Additional parameters in estimators and functions

For the most part, estimators and functions in the Extension for Scikit-learn* that have an analog in scikit-learn offer the same signatures for class constructors and functions, but there are a few exceptions where the classes/functions from the Extension for Scikit-learn* allow additional parameters, which will be available both under patching and when importing them from the sklearnex module.

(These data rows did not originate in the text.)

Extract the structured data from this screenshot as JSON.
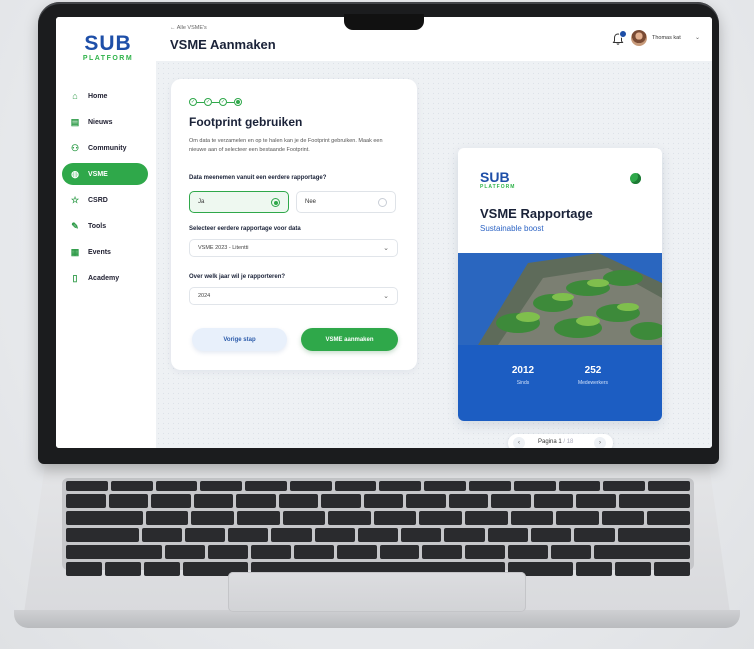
{
  "app": {
    "logo_main": "SUB",
    "logo_sub": "PLATFORM"
  },
  "sidebar": {
    "items": [
      {
        "label": "Home",
        "icon": "home-icon"
      },
      {
        "label": "Nieuws",
        "icon": "news-icon"
      },
      {
        "label": "Community",
        "icon": "community-icon"
      },
      {
        "label": "VSME",
        "icon": "vsme-icon",
        "active": true
      },
      {
        "label": "CSRD",
        "icon": "star-icon"
      },
      {
        "label": "Tools",
        "icon": "tools-icon"
      },
      {
        "label": "Events",
        "icon": "calendar-icon"
      },
      {
        "label": "Academy",
        "icon": "book-icon"
      }
    ]
  },
  "header": {
    "breadcrumb": "← Alle VSME's",
    "title": "VSME Aanmaken",
    "user_name": "Thomas kat",
    "notification_icon": "bell-icon"
  },
  "wizard": {
    "steps_total": 4,
    "current_step": 4,
    "title": "Footprint gebruiken",
    "description": "Om data te verzamelen en op te halen kan je de Footprint gebruiken. Maak een nieuwe aan of selecteer een bestaande Footprint.",
    "question1": "Data meenemen vanuit een eerdere rapportage?",
    "option_yes": "Ja",
    "option_no": "Nee",
    "selected_option": "Ja",
    "question2": "Selecteer eerdere rapportage voor data",
    "select_report_value": "VSME 2023 - Litentti",
    "question3": "Over welk jaar wil je rapporteren?",
    "select_year_value": "2024",
    "prev_button": "Vorige stap",
    "next_button": "VSME aanmaken"
  },
  "preview": {
    "logo_main": "SUB",
    "logo_sub": "PLATFORM",
    "title": "VSME Rapportage",
    "subtitle": "Sustainable boost",
    "stat1_value": "2012",
    "stat1_label": "Sinds",
    "stat2_value": "252",
    "stat2_label": "Medewerkers"
  },
  "pager": {
    "label": "Pagina 1",
    "total": "/ 18"
  },
  "colors": {
    "brand_blue": "#1e4fa8",
    "brand_green": "#2fa84a"
  }
}
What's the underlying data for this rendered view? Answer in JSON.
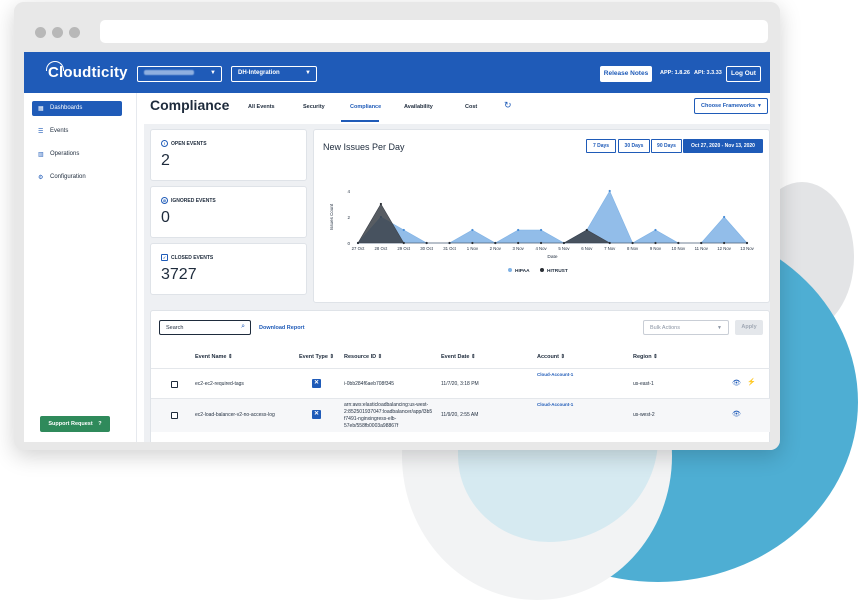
{
  "topbar": {
    "logo": "Cloudticity",
    "account_select": "",
    "env_select": "DH-Integration",
    "release_notes": "Release Notes",
    "app_version": "APP: 1.8.26",
    "api_version": "API: 3.3.33",
    "logout": "Log Out"
  },
  "sidebar": {
    "items": [
      {
        "label": "Dashboards",
        "icon": "dashboard-icon",
        "active": true
      },
      {
        "label": "Events",
        "icon": "list-icon"
      },
      {
        "label": "Operations",
        "icon": "bar-chart-icon"
      },
      {
        "label": "Configuration",
        "icon": "config-icon"
      }
    ],
    "support": "Support Request",
    "support_icon": "?"
  },
  "header": {
    "title": "Compliance",
    "tabs": [
      "All Events",
      "Security",
      "Compliance",
      "Availability",
      "Cost"
    ],
    "active_tab": "Compliance",
    "frameworks": "Choose Frameworks"
  },
  "stats": [
    {
      "label": "OPEN EVENTS",
      "value": "2",
      "icon": "warning-icon"
    },
    {
      "label": "IGNORED EVENTS",
      "value": "0",
      "icon": "ignore-icon"
    },
    {
      "label": "CLOSED EVENTS",
      "value": "3727",
      "icon": "check-icon"
    }
  ],
  "chart": {
    "title": "New Issues Per Day",
    "ranges": [
      "7 Days",
      "30 Days",
      "90 Days",
      "Oct 27, 2020 - Nov 13, 2020"
    ],
    "active_range": 3
  },
  "chart_data": {
    "type": "area",
    "title": "New Issues Per Day",
    "xlabel": "Date",
    "ylabel": "Issues Count",
    "ylim": [
      0,
      4
    ],
    "yticks": [
      "0",
      "2",
      "4"
    ],
    "categories": [
      "27 Oct",
      "28 Oct",
      "29 Oct",
      "30 Oct",
      "31 Oct",
      "1 Nov",
      "2 Nov",
      "3 Nov",
      "4 Nov",
      "5 Nov",
      "6 Nov",
      "7 Nov",
      "8 Nov",
      "9 Nov",
      "10 Nov",
      "11 Nov",
      "12 Nov",
      "13 Nov"
    ],
    "series": [
      {
        "name": "HIPAA",
        "color": "#7fb2e5",
        "values": [
          0,
          2,
          1,
          0,
          0,
          1,
          0,
          1,
          1,
          0,
          1,
          4,
          0,
          1,
          0,
          0,
          2,
          0
        ]
      },
      {
        "name": "HITRUST",
        "color": "#3a3f47",
        "values": [
          0,
          3,
          0,
          0,
          0,
          0,
          0,
          0,
          0,
          0,
          1,
          0,
          0,
          0,
          0,
          0,
          0,
          0
        ]
      }
    ],
    "legend": "bottom"
  },
  "table": {
    "search_placeholder": "Search",
    "download": "Download Report",
    "bulk_actions": "Bulk Actions",
    "apply": "Apply",
    "headers": [
      "Event Name",
      "Event Type",
      "Resource ID",
      "Event Date",
      "Account",
      "Region"
    ],
    "rows": [
      {
        "event_name": "ec2-ec2-required-tags",
        "resource_id": "i-0bb284f6aeb708f345",
        "event_date": "11/7/20, 3:18 PM",
        "account": "Cloud-Account-1",
        "region": "us-east-1"
      },
      {
        "event_name": "ec2-load-balancer-v2-no-access-log",
        "resource_id_lines": [
          "arn:aws:elasticloadbalancing:us-west-",
          "2:852501937047:loadbalancer/app/l3b5",
          "f7491-nginxingress-elb-",
          "57eb/558fb0003a98867f"
        ],
        "event_date": "11/9/20, 2:55 AM",
        "account": "Cloud-Account-1",
        "region": "us-west-2"
      }
    ]
  }
}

The cases with additional parameters are listed below:

Parameter n_jobs

All estimators from the Extension for Scikit-learn* accept an n_jobs parameter to control parallelism, even if their analog in the scikit-learn doesn’t. See Parallelism Specifics for more details.

Random Forests

Random Forest models (including their “Extremely Randomized” variants) accelerated with Extension for Scikit-learn* use histogram-based algorithms for splitting subsamples of data, which differs a bit from the sorting-based splitting logic used in the same classes from scikit-learn. The following keyword arguments can be used to control how histograms are created:

Keyword argument

Possible values

Default value

Description

max_bins

\([2, \infty)\)

\(256\)

Number of bins in the histogram with the discretized training data.

min_bin_size

\([1, \infty)\)

\(5\)

Minimum number of training data points in each bin after discretization.

Note that using discretized training data can greatly accelerate model training times, especially for larger data sets. However, due to the reduced fidelity of the data, the resulting model can present worse performance metrics compared to a model trained on the original data. In such cases, the number of bins can be increased with the max_bins parameter.

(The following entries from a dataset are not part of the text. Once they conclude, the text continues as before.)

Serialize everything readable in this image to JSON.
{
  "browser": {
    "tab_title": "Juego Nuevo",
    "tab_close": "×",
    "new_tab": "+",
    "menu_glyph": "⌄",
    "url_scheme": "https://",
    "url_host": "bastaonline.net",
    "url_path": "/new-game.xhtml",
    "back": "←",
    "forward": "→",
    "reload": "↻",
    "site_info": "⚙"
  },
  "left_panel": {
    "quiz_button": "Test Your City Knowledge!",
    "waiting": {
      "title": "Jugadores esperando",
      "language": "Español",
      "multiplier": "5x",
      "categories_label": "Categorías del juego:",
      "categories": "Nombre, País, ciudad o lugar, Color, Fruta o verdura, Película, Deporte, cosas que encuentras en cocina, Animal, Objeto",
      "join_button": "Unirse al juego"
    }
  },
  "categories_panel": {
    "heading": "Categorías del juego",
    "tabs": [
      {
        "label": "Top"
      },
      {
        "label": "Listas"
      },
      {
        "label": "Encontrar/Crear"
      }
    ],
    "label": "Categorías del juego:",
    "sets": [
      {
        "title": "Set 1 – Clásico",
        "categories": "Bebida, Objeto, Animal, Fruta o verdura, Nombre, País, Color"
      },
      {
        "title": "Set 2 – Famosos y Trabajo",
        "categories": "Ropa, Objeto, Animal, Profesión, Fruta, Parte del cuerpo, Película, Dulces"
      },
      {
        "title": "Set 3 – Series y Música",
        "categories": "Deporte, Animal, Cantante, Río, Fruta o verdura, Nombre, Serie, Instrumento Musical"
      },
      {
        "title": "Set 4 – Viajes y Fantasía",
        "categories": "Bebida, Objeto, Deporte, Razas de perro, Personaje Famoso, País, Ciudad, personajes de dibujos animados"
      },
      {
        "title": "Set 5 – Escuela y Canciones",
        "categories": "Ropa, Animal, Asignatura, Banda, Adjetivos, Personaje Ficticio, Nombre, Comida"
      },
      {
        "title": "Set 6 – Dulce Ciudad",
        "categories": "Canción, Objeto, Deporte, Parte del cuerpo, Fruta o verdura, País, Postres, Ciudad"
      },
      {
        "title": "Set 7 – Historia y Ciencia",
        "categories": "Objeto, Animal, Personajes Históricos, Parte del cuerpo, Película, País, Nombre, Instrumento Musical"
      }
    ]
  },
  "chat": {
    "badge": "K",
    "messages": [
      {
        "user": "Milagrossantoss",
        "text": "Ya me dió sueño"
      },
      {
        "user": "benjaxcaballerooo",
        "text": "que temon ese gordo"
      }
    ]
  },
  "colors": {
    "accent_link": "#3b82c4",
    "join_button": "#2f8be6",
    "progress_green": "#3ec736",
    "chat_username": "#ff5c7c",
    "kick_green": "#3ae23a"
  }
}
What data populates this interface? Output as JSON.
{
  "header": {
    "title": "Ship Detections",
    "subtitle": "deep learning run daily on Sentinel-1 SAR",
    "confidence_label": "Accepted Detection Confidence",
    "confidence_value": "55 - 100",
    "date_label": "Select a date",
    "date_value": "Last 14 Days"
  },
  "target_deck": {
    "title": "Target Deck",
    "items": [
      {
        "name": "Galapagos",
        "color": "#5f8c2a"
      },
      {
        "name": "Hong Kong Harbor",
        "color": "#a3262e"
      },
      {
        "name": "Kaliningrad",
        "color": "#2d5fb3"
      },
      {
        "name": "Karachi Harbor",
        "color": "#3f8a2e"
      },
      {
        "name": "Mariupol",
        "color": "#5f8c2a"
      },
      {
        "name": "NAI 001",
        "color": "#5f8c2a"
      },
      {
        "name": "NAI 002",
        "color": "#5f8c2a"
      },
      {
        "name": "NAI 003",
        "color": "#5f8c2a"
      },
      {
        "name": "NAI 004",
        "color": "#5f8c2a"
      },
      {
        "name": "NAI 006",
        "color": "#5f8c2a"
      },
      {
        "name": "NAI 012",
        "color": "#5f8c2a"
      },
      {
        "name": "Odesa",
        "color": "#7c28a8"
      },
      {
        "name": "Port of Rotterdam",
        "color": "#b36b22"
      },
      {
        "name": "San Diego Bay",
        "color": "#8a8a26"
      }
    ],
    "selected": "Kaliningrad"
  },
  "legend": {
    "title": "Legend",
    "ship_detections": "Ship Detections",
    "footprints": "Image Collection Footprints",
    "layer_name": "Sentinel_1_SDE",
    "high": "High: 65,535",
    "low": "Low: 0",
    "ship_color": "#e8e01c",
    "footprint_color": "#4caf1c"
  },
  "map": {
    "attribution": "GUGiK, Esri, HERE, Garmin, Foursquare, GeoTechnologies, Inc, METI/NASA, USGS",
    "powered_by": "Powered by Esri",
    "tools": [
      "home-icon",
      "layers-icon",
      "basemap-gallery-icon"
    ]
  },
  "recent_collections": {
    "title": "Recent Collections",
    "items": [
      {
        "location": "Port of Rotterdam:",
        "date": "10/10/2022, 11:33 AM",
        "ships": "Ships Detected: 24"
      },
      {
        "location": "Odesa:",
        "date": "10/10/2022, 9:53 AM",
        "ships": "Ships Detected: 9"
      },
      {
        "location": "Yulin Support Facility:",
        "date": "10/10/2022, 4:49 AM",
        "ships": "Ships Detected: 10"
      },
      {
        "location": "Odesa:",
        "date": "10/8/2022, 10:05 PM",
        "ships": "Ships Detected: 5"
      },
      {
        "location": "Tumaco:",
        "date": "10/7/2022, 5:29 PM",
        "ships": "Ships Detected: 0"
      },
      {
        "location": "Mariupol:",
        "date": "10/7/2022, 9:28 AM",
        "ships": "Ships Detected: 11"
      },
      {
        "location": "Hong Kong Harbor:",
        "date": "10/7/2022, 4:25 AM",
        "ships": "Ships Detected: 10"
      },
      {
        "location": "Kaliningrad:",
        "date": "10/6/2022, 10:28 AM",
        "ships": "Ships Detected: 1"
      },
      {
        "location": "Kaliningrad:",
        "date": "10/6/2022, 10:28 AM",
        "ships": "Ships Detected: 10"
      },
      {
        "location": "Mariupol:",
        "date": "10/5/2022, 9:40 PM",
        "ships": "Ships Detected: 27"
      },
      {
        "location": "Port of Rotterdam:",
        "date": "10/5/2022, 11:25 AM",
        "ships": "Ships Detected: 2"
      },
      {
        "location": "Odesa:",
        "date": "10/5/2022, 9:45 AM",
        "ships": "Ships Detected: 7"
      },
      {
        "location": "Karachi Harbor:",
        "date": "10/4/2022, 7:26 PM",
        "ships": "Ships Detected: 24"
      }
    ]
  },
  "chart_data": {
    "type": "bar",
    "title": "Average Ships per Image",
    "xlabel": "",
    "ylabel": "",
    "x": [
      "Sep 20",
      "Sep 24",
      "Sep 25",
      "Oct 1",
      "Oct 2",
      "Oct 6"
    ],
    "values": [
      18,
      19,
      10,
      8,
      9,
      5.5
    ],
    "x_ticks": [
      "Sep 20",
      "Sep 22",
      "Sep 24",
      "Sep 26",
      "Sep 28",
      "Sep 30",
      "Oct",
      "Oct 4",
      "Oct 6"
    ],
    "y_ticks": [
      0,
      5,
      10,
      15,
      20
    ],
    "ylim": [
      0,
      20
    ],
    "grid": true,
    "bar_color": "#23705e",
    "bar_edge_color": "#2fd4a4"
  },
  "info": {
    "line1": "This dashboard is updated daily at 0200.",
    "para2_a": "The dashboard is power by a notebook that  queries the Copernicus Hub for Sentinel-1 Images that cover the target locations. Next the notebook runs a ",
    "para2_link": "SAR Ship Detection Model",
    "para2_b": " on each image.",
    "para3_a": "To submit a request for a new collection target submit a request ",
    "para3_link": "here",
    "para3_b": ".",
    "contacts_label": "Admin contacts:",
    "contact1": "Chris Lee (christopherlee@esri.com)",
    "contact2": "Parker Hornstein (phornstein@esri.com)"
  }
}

This parameter is available in the following classes:

Train-test splitting

Function sklearn.model_selection.train_test_split offers an additional keyword-only argument rng which can be used to select the algorithm to be used for random number generation, by passing its name as a string, with a default value of "OPTIMIZED_MT19937".

This parameter is only used when passing shuffle=True and stratify=None.

If the mkl_random package is installed and rng passed is something other than "OPTIMIZED_MT19937" or "default", under the above conditions, it will be used to generate random numbers for the splits, and the rng keyword will be forwarded to mkl_random as brng argument. See the mkl_random documentation for details about which values are allowed.

Otherwise, if passing rng="OPTIMIZED_MT19937" (the default), random numbers will be generated using an optimized version of the MT19937 algorithm (as offered by NumPy, for example) from the oneAPI Data Analytics Library, and if rng="default", then splitters from scikit-learn will be used to generate random indices.